ECLI:NL:RBMID:2011:BO9994
Rechtbank Middelburg
- Eerste aanleg - enkelvoudig
- Rechtspraak.nl
Vonnis inzake CAO onderhandelingen tussen FNV en NV Zeeland Seaports met betrekking tot stakingen
In deze zaak vorderde de FNV, een vakbond die de belangen van werknemers in de havens behartigt, dat NV Zeeland Seaports zich zou onthouden van het inschakelen van andere arbeidskrachten tijdens een staking die door de FNV was uitgeroepen. De staking begon op 16 december 2010 en betrof werknemers van de Vlissingse Bootliedenwacht B.V. (VLB).

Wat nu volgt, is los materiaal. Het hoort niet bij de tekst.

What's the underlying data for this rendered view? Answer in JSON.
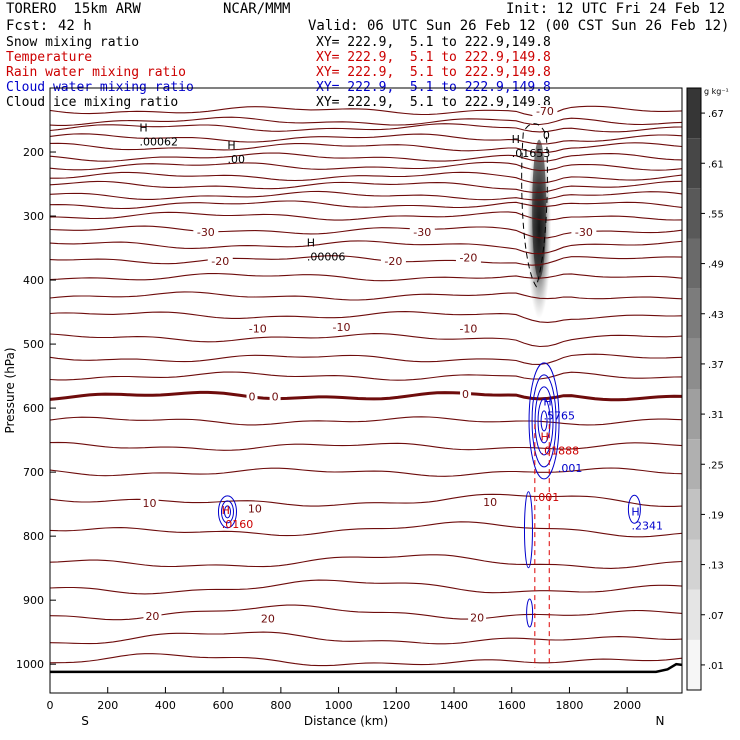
{
  "header": {
    "model": "TORERO  15km ARW",
    "org": "NCAR/MMM",
    "init": "Init: 12 UTC Fri 24 Feb 12",
    "fcst_label": "Fcst:",
    "fcst_value": "42 h",
    "valid": "Valid: 06 UTC Sun 26 Feb 12 (00 CST Sun 26 Feb 12)"
  },
  "legend": [
    {
      "label": "Snow mixing ratio",
      "xy": "XY= 222.9,  5.1 to 222.9,149.8",
      "color": "#000000"
    },
    {
      "label": "Temperature",
      "xy": "XY= 222.9,  5.1 to 222.9,149.8",
      "color": "#cc0000"
    },
    {
      "label": "Rain water mixing ratio",
      "xy": "XY= 222.9,  5.1 to 222.9,149.8",
      "color": "#cc0000"
    },
    {
      "label": "Cloud water mixing ratio",
      "xy": "XY= 222.9,  5.1 to 222.9,149.8",
      "color": "#0000cc"
    },
    {
      "label": "Cloud ice mixing ratio",
      "xy": "XY= 222.9,  5.1 to 222.9,149.8",
      "color": "#000000"
    }
  ],
  "chart_data": {
    "type": "contour",
    "xlabel": "Distance (km)",
    "ylabel": "Pressure (hPa)",
    "x_ticks": [
      0,
      200,
      400,
      600,
      800,
      1000,
      1200,
      1400,
      1600,
      1800,
      2000
    ],
    "x_range": [
      0,
      2190
    ],
    "y_ticks": [
      200,
      300,
      400,
      500,
      600,
      700,
      800,
      900,
      1000
    ],
    "y_range": [
      100,
      1045
    ],
    "left_end_label": "S",
    "right_end_label": "N",
    "colorbar_unit": "g kg⁻¹",
    "colorbar_ticks": [
      ".01",
      ".07",
      ".13",
      ".19",
      ".25",
      ".31",
      ".37",
      ".43",
      ".49",
      ".55",
      ".61",
      ".67"
    ],
    "temperature_contours": [
      {
        "level": -70,
        "label": "-70",
        "label_x": 1715,
        "label_p": 136
      },
      {
        "level": -30,
        "label": "-30",
        "label_x": 540,
        "label_p": 325
      },
      {
        "level": -30,
        "label": "-30",
        "label_x": 1290,
        "label_p": 325
      },
      {
        "level": -30,
        "label": "-30",
        "label_x": 1850,
        "label_p": 325
      },
      {
        "level": -20,
        "label": "-20",
        "label_x": 590,
        "label_p": 370
      },
      {
        "level": -20,
        "label": "-20",
        "label_x": 1190,
        "label_p": 370
      },
      {
        "level": -20,
        "label": "-20",
        "label_x": 1450,
        "label_p": 365
      },
      {
        "level": -10,
        "label": "-10",
        "label_x": 720,
        "label_p": 476
      },
      {
        "level": -10,
        "label": "-10",
        "label_x": 1010,
        "label_p": 473
      },
      {
        "level": -10,
        "label": "-10",
        "label_x": 1450,
        "label_p": 476
      },
      {
        "level": 0,
        "label": "0",
        "label_x": 700,
        "label_p": 582
      },
      {
        "level": 0,
        "label": "0",
        "label_x": 780,
        "label_p": 582
      },
      {
        "level": 0,
        "label": "0",
        "label_x": 1440,
        "label_p": 578
      },
      {
        "level": 10,
        "label": "10",
        "label_x": 345,
        "label_p": 748
      },
      {
        "level": 10,
        "label": "10",
        "label_x": 710,
        "label_p": 757
      },
      {
        "level": 10,
        "label": "10",
        "label_x": 1525,
        "label_p": 747
      },
      {
        "level": 20,
        "label": "20",
        "label_x": 355,
        "label_p": 925
      },
      {
        "level": 20,
        "label": "20",
        "label_x": 755,
        "label_p": 929
      },
      {
        "level": 20,
        "label": "20",
        "label_x": 1480,
        "label_p": 927
      }
    ],
    "max_markers": [
      {
        "x": 310,
        "p": 177,
        "letter": "H",
        "value": ".00062",
        "color": "#000000"
      },
      {
        "x": 615,
        "p": 205,
        "letter": "H",
        "value": ".00",
        "color": "#000000"
      },
      {
        "x": 890,
        "p": 357,
        "letter": "H",
        "value": ".00006",
        "color": "#000000"
      },
      {
        "x": 1600,
        "p": 195,
        "letter": "H",
        "value": ".01653",
        "color": "#000000"
      },
      {
        "x": 1710,
        "p": 605,
        "letter": "H",
        "value": ".5765",
        "color": "#0000cc"
      },
      {
        "x": 1700,
        "p": 660,
        "letter": "H",
        "value": ".01888",
        "color": "#cc0000"
      },
      {
        "x": 595,
        "p": 775,
        "letter": "H",
        "value": ".0160",
        "color": "#cc0000"
      },
      {
        "x": 2015,
        "p": 777,
        "letter": "H",
        "value": ".2341",
        "color": "#0000cc"
      }
    ],
    "contour_labels": [
      {
        "x": 1708,
        "p": 180,
        "text": "0",
        "color": "#000000"
      },
      {
        "x": 1760,
        "p": 700,
        "text": ".001",
        "color": "#0000cc"
      },
      {
        "x": 1680,
        "p": 745,
        "text": ".001",
        "color": "#cc0000"
      }
    ],
    "cloud_ice_max": 0.67
  }
}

De FNV stelde dat NV Zeeland Seaports onrechtmatig handelde door andere bedrijven te benaderen om arbeidskrachten in te zetten voor werkzaamheden die normaal door de stakers werden verricht. NV Zeeland Seaports betwistte de claims en stelde dat de dagvaarding nietig was, omdat deze niet voldeed aan de wettelijke eisen en dat de verkeerde rechtspersoon was gedagvaard.

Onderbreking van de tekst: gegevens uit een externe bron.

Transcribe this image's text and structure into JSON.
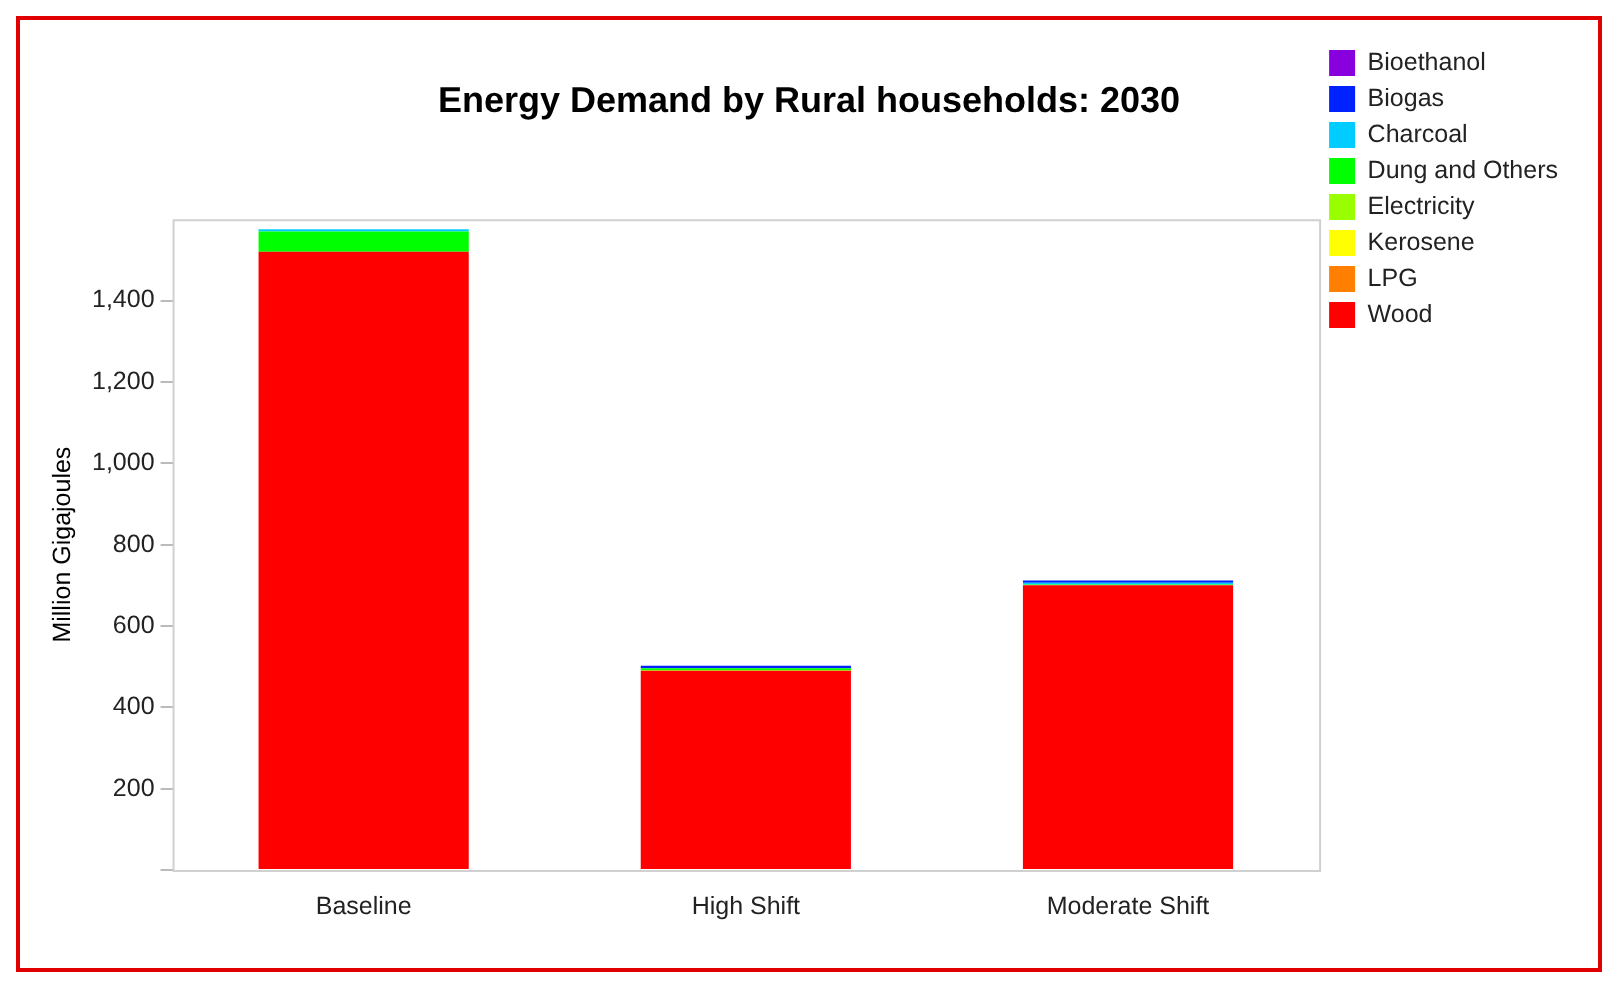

De voorzieningenrechter oordeelde dat de dagvaarding nietig was, maar dat NV Zeeland Seaports door haar verschijning in de procedure de nietigheid had gedekt. De rechter concludeerde dat de FNV niet-ontvankelijk was in haar vorderingen, omdat de NV pas recentelijk was opgericht en geen operationele activiteiten had ontplooid. De rechter oordeelde dat de handelingen van de havenmeester, die door de FNV als onrechtmatig werden bestempeld, niet aan NV Zeeland Seaports konden worden toegerekend. De vorderingen van de FNV werden afgewezen, en de FNV werd veroordeeld in de proceskosten.

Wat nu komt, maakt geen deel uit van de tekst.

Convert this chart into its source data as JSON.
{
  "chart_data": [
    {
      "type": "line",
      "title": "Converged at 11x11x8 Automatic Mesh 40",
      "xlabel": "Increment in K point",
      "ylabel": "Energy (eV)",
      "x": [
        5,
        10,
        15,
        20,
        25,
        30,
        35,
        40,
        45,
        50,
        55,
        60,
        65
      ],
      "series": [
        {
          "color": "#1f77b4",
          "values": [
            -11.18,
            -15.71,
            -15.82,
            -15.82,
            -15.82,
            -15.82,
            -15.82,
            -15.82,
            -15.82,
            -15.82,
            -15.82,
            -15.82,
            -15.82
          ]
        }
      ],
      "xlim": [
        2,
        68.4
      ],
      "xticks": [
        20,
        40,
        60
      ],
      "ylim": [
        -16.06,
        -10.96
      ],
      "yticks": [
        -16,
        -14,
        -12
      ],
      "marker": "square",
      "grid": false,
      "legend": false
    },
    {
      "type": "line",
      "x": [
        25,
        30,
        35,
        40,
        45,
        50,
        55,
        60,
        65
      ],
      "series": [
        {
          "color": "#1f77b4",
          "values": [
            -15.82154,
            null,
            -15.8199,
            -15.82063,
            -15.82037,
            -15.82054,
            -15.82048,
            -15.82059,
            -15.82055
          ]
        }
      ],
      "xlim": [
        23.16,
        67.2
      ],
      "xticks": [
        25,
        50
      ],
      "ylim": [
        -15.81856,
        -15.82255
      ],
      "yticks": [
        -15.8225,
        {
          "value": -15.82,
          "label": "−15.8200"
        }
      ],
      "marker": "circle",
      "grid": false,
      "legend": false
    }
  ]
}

Dit vonnis benadrukt de juridische complexiteit rondom stakingen en de rol van vakbonden in het beschermen van de rechten van werknemers. Het bevestigt ook dat de juiste juridische entiteit gedagvaard moet worden om ontvankelijkheid te waarborgen. De uitspraak heeft implicaties voor de manier waarop vakbonden hun acties en rechtsvorderingen structureren, vooral in situaties waarin nieuwe rechtspersonen worden opgericht.